Yanni: New Age Tough Guy! New age singer/songwriter Yanni has been arrested for beating up his chick. Yanni asked his young girlfriend Silvia to leave his pad because blah blah blah. After an exchange of more blah blah, Silvia headed for the closet. While she packed, Yanni—the blah blah blah of his generation--allegedly grabbed her, shook her, threw her on the bed, and then jumped on her.
We’re not sure if he jumped up and down on her like a little kid, or if he “jumped” her against her will or blah blah blah. Our sources reveal he “jumped on her”—that’s all we know.
Our problem is we don't care.
A.) Hey, me neither. B.) Ha, I could care less also, ha. C.) Can’t read the blog right now, I’m beating my girlfriend’s ass.
The Television's on Fire! Of course, we don’t watch The Apprentice but we hear Donald Trump fired Stacy and Pepi last night after they failed their task. Some text message nonsense or other to do with Gillette’s new five-blade Fusion razor.
We like a close shave and we’ve had more than our share.
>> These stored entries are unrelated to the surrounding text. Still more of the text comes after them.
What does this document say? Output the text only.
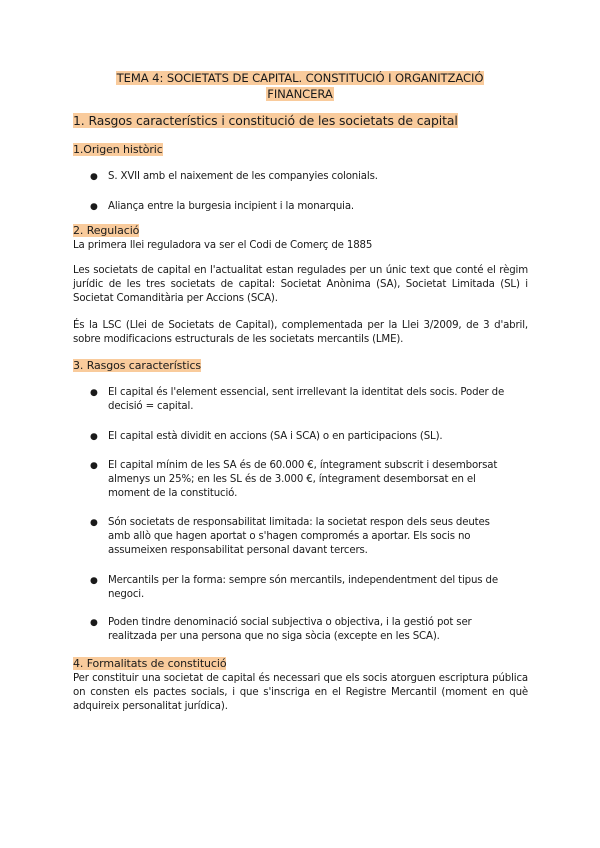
TEMA 4: SOCIETATS DE CAPITAL. CONSTITUCIÓ I ORGANITZACIÓ
FINANCERA
1. Rasgos característics i constitució de les societats de capital
1.Origen històric
●	S. XVII amb el naixement de les companyies colonials.
●	Aliança entre la burgesia incipient i la monarquia.
2. Regulació
La primera llei reguladora va ser el Codi de Comerç de 1885
Les societats de capital en l'actualitat estan regulades per un únic text que conté el règim jurídic de les tres societats de capital: Societat Anònima (SA), Societat Limitada (SL) i Societat Comanditària per Accions (SCA).
És la LSC (Llei de Societats de Capital), complementada per la Llei 3/2009, de 3 d'abril, sobre modificacions estructurals de les societats mercantils (LME).
3. Rasgos característics
●	El capital és l'element essencial, sent irrellevant la identitat dels socis. Poder de decisió = capital.
●	El capital està dividit en accions (SA i SCA) o en participacions (SL).
●	El capital mínim de les SA és de 60.000 €, íntegrament subscrit i desemborsat almenys un 25%; en les SL és de 3.000 €, íntegrament desemborsat en el moment de la constitució.
●	Són societats de responsabilitat limitada: la societat respon dels seus deutes amb allò que hagen aportat o s'hagen compromés a aportar. Els socis no assumeixen responsabilitat personal davant tercers.
●	Mercantils per la forma: sempre són mercantils, independentment del tipus de negoci.
●	Poden tindre denominació social subjectiva o objectiva, i la gestió pot ser realitzada per una persona que no siga sòcia (excepte en les SCA).
4. Formalitats de constitució
Per constituir una societat de capital és necessari que els socis atorguen escriptura pública on consten els pactes socials, i que s'inscriga en el Registre Mercantil (moment en què adquireix personalitat jurídica).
Anyone out there have any experience with this new razor? I’m currently a Good News user, thanks.
A.) Can’t help you, I’m waiting for a six blade razor B.) Grow a beard, fag. C.) Yanni shaves his legs with a Fusion, ask him.
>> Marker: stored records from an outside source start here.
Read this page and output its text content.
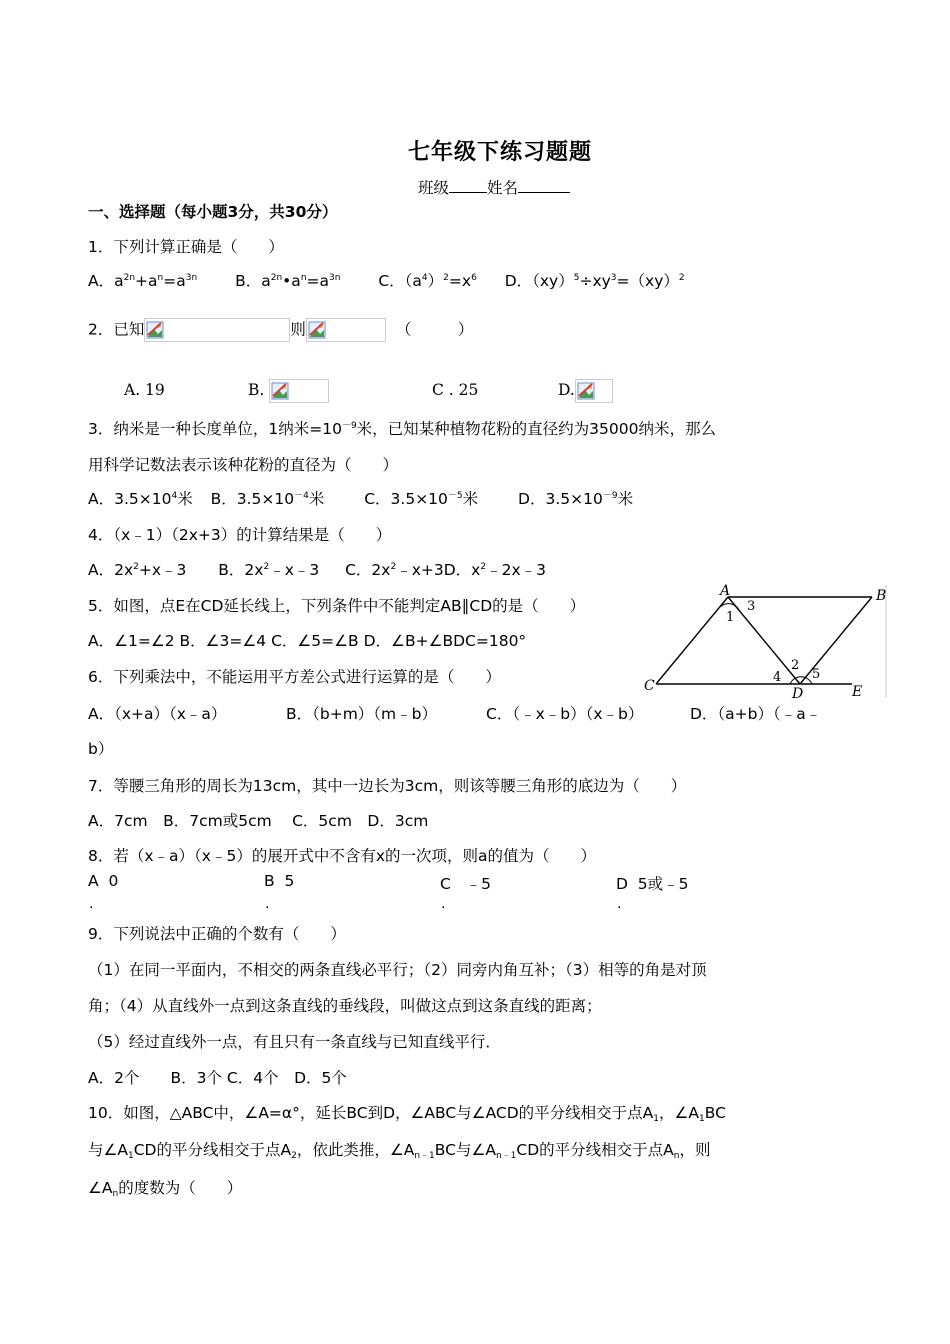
七年级下练习题题
班级 姓名
一、选择题（每小题3分，共30分）
1．下列计算正确是（　　）
A．$a^{2n}+a^n=a^{3n}$ B．$a^{2n}•a^n=a^{3n}$ C．$(a^4)^2=x^6$ D．$(xy)^5\div xy^3=(xy)^2$
2．已知	则	（　　　）
A. 19	B.	C . 25	D.
3．纳米是一种长度单位，1纳米$=10^{-9}$米，已知某种植物花粉的直径约为35000纳米，那么
用科学记数法表示该种花粉的直径为（　　）
A．$3.5\times 10^4$米 B．$3.5\times 10^{-4}$米	C．$3.5\times 10^{-5}$米	D．$3.5\times 10^{-9}$米
4．（x﹣1）（2x+3）的计算结果是（　　）
A．$2x^2+x﹣3$ B．$2x^2﹣x﹣3$ C．$2x^2﹣x+3D$．$x^2﹣2x﹣3$
5．如图，点E在CD延长线上，下列条件中不能判定AB∥CD的是（　　）
A．∠1=∠2 B．∠3=∠4 C．∠5=∠B D．∠B+∠BDC=180°
A	B
C	D	E
1
2
3
4 5
6．下列乘法中，不能运用平方差公式进行运算的是（　　）
A．（x+a）（x﹣a）	B．（b+m）（m﹣b）	C．（﹣x﹣b）（x﹣b）	D．（a+b）（﹣a﹣
b）
7．等腰三角形的周长为13cm，其中一边长为3cm，则该等腰三角形的底边为（　　）
A．7cm　B．7cm或5cm　 C．5cm　D．3cm
8．若（x﹣a）（x﹣5）的展开式中不含有x的一次项，则a的值为（　　）
A 0	B 5	C ﹣5	D 5或﹣5
.	.	.	.
9．下列说法中正确的个数有（　　）
（1）在同一平面内，不相交的两条直线必平行；（2）同旁内角互补；（3）相等的角是对顶
角；（4）从直线外一点到这条直线的垂线段，叫做这点到这条直线的距离；
（5）经过直线外一点，有且只有一条直线与已知直线平行．
A．2个　　B．3个 C．4个　D．5个
10．如图，△ABC中，∠A=α°，延长BC到D，∠ABC与∠ACD的平分线相交于点$A_1$，$\angle A_1BC$
与$\angle A_1CD$的平分线相交于点$A_2$，依此类推，$\angle A_{n﹣1}BC$与$\angle A_{n﹣1}CD$的平分线相交于点$A_n$，则
$\angle A_n$的度数为（　　）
In Defense of Jon Stewart: A Lady Bomb Editorial! Okay, you can take him down from the cross. Dress the wounds, pack a lunch, and point his ass toward his people at Comedy Central.
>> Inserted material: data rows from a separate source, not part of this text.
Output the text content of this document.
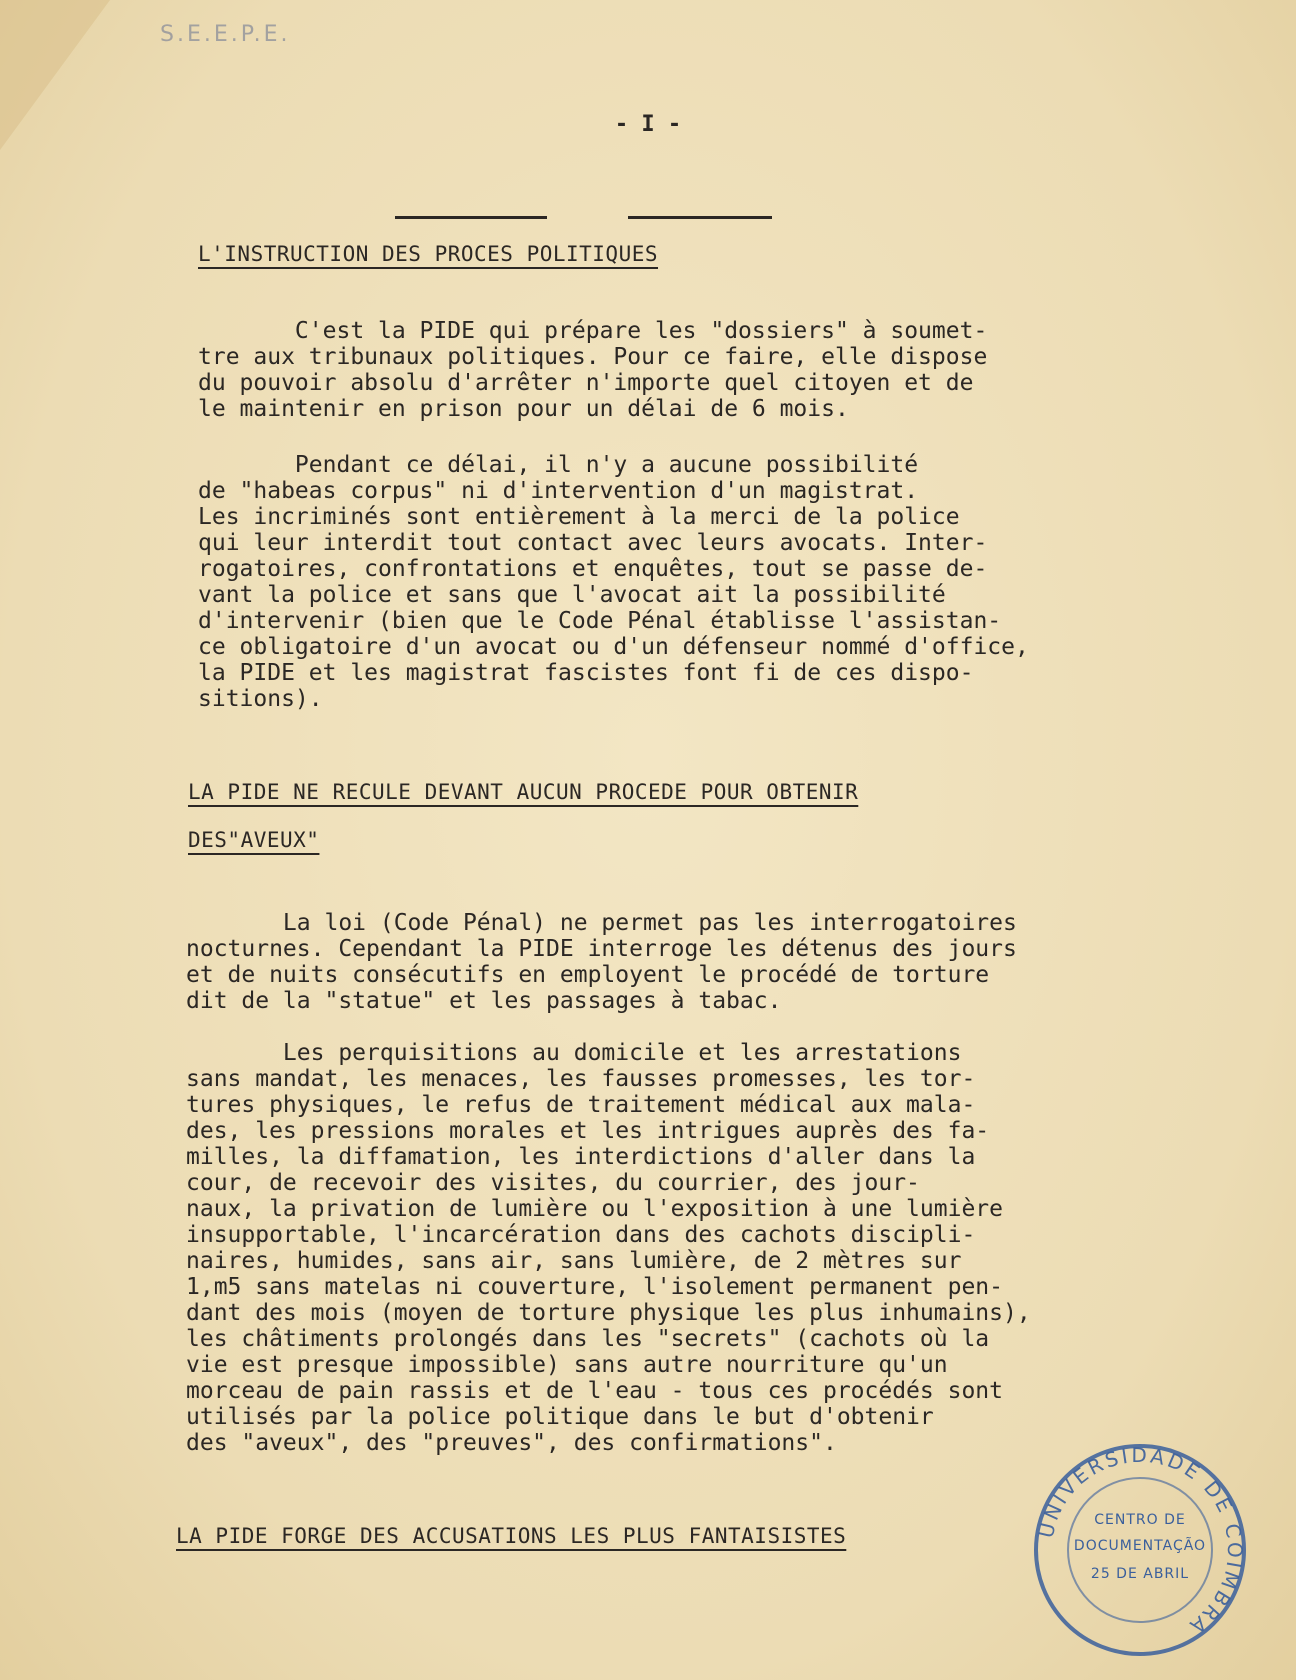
S.E.E.P.E.
- I -
L'INSTRUCTION DES PROCES POLITIQUES
C'est la PIDE qui prépare les "dossiers" à soumet-
tre aux tribunaux politiques. Pour ce faire, elle dispose
du pouvoir absolu d'arrêter n'importe quel citoyen et de
le maintenir en prison pour un délai de 6 mois.
Pendant ce délai, il n'y a aucune possibilité
de "habeas corpus" ni d'intervention d'un magistrat.
Les incriminés sont entièrement à la merci de la police
qui leur interdit tout contact avec leurs avocats. Inter-
rogatoires, confrontations et enquêtes, tout se passe de-
vant la police et sans que l'avocat ait la possibilité
d'intervenir (bien que le Code Pénal établisse l'assistan-
ce obligatoire d'un avocat ou d'un défenseur nommé d'office,
la PIDE et les magistrat fascistes font fi de ces dispo-
sitions).
LA PIDE NE RECULE DEVANT AUCUN PROCEDE POUR OBTENIR
DES"AVEUX"
La loi (Code Pénal) ne permet pas les interrogatoires
nocturnes. Cependant la PIDE interroge les détenus des jours
et de nuits consécutifs en employent le procédé de torture
dit de la "statue" et les passages à tabac.
Les perquisitions au domicile et les arrestations
sans mandat, les menaces, les fausses promesses, les tor-
tures physiques, le refus de traitement médical aux mala-
des, les pressions morales et les intrigues auprès des fa-
milles, la diffamation, les interdictions d'aller dans la
cour, de recevoir des visites, du courrier, des jour-
naux, la privation de lumière ou l'exposition à une lumière
insupportable, l'incarcération dans des cachots discipli-
naires, humides, sans air, sans lumière, de 2 mètres sur
1,m5 sans matelas ni couverture, l'isolement permanent pen-
dant des mois (moyen de torture physique les plus inhumains),
les châtiments prolongés dans les "secrets" (cachots où la
vie est presque impossible) sans autre nourriture qu'un
morceau de pain rassis et de l'eau - tous ces procédés sont
utilisés par la police politique dans le but d'obtenir
des "aveux", des "preuves", des confirmations".
LA PIDE FORGE DES ACCUSATIONS LES PLUS FANTAISISTES	UNIVERSIDADE DE COIMBRA
CENTRO DE
DOCUMENTAÇÃO
25 DE ABRIL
We feel bad for Jon Stewart; everyone seems to think the guy blew as host of the Academy Awards. What did his critics expect? Guy’s hosting a show, what the fuck?
You introduce movie stars, you tell a few jokes, you simulate anal sex with Norm Macdonald, that’s it—there’s your hosting job.
What—he should juggle?
Get a grip, get a grip, get a grip—show’s over, folks--break it up. I ain't heard this much crying since Yanni nicked himself shaving.
Oy, I miss the great Billy Crystal. Oy, he’s so special. Oy, he was on Soap. Oy, he’s so funny. Oy, he should always host the Oscars. Oy.
No one gives a flying fuck.
How do you like them fucking apples?
A.) Whoa, I’ve never seen you angrier. B.) An apple a day keeps the doctor away. C.) Norm in red polka dot boxer shorts, ha, ha, ha.